Pubblicato oggi da Il Sole 24 Ore il nuovo articolo di Angelo Zambelli.
In tema di licenziamento per superamento del periodo di comporto, la prolungata inerzia del datore di lavoro successiva al rientro in servizio del lavoratore può integrare una tacita rinuncia all’esercizio del potere di recesso, con la conseguenza che le assenze pregresse, per le quali sia già intervenuta la rinuncia a licenziare, non possono essere successivamente “recuperate” nel calcolo del comporto per sommatoria ai fini del licenziamento. Lo ha ribadito la Corte di cassazione, con ordinanza 7975/2026, in relazione al caso di una lavoratrice era stata licenziata per superamento del periodo di comporto frazionato previsto dal Ccnl applicato e pari a «120 giorni nell’arco del triennio precedente l’ultimo evento morboso».
In particolare, la dipendente aveva superato il limite tra giugno e agosto 2019, cumulando 134 giorni di malattia; ciononostante, dopo il rientro in servizio e prima dell’intimazione del licenziamento, il rapporto – seppur intervallato da brevi periodi di assenza – è proseguito per oltre 14 mesi. Di qui l’illegittimità del licenziamento lamentata dalla lavoratrice, avendo l’inerzia datoriale dopo il superamento del comporto ingenerato in lei «un ragionevole ed incolpevole affidamento sulla prosecuzione del rapporto di lavoro».
La Corte d’appello di Catanzaro, riformando la pronuncia di primo grado, ha accolto tale impostazione, condannando la società a reintegrare la lavoratrice nel posto di lavoro e a corrisponderle l’indennità risarcitoria nella misura di dodici mensilità. In particolare, i giudici – richiamando la giurisprudenza di legittimità secondo cui, a decorrere dal rientro in servizio del lavoratore, l’eventuale prolungata inerzia datoriale può essere «oggettivamente sintomatica della volontà di rinunciare al potere di licenziamento» – hanno ritenuto che il periodo trascorso dal rientro in servizio della lavoratrice fosse sufficiente a far ritenere integrata una rinuncia tacita al potere di licenziare.
L’azienda ha impugnato la decisione dinnanzi alla Suprema corte, lamentando una presunta erronea interpretazione da parte della Corte di merito della clausola contrattuale in tema di comporto frazionato e sostenendo che i successivi eventi morbosi avrebbero dovuto comportare uno “slittamento” del periodo di riferimento, consentendo di rivalutare anche le assenze pregresse.

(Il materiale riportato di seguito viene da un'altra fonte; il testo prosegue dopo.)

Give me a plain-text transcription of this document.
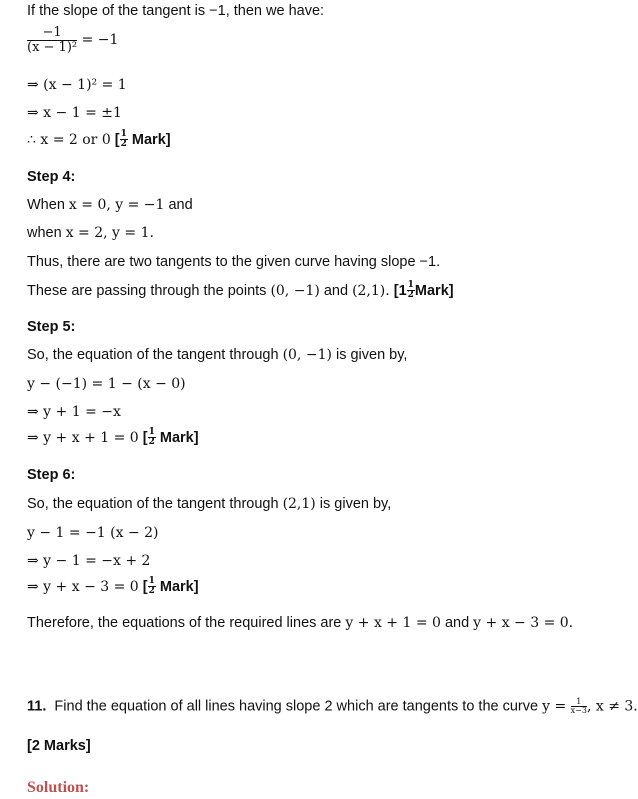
If the slope of the tangent is −1, then we have:
$\frac{-1}{\text{(x − 1)²}} = -1$
⇒ (x − 1)² = 1
⇒ x − 1 = ±1
∴ x = 2 or 0 [ $\frac{1}{2}$ Mark]
Step 4:
When x = 0, y = −1 and
when x = 2, y = 1.
Thus, there are two tangents to the given curve having slope −1.
These are passing through the points (0, −1) and (2,1). [$1 \frac{1}{2}$ Mark]
Step 5:
So, the equation of the tangent through (0, −1) is given by,
y − (−1) = 1 − (x − 0)
⇒ y + 1 = −x
⇒ y + x + 1 = 0 [ $\frac{1}{2}$ Mark]
Step 6:
So, the equation of the tangent through (2,1) is given by,
y − 1 = −1 (x − 2)
⇒ y − 1 = −x + 2
⇒ y + x − 3 = 0 [ $\frac{1}{2}$ Mark]
Therefore, the equations of the required lines are y + x + 1 = 0 and y + x − 3 = 0.
11. Find the equation of all lines having slope 2 which are tangents to the curve $y = \frac{1}{x-3}$ , x ≠ 3.
[2 Marks]
Solution:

La Cassazione, nel rigettare il ricorso, ha confermato la correttezza del metodo di calcolo adottato dalla Corte territoriale e ha ribadito il principio secondo cui, una volta che il dipendente rientri in servizio e il datore di lavoro lasci proseguire il rapporto per un apprezzabile lasso di tempo senza esercitare il recesso, tale inerzia può assumere il significato univoco di rinuncia al potere di licenziare, con conseguente formazione di un legittimo affidamento in capo al lavoratore. La portata di tale rinuncia – ha chiarito la Corte – è però circoscritta alle specifiche assenze già “tollerate” e all’origine del superamento del comporto, con la conseguenza che resta fermo il potere datoriale di licenziare in presenza di nuove e ulteriori assenze.
Ebbene, la Suprema corte, confermando un principio già espresso, lancia, da un lato, un chiaro monito alle imprese, che rischiano di rinunciare automaticamente al diritto di licenziare in caso di superamento del comporto se non intervengono tempestivamente; dall’altro, rafforza la tutela del lavoratore, riconoscendo efficacia giuridica all’incolpevole affidamento sulla continuità del rapporto determinato dalla protratta inerzia aziendale.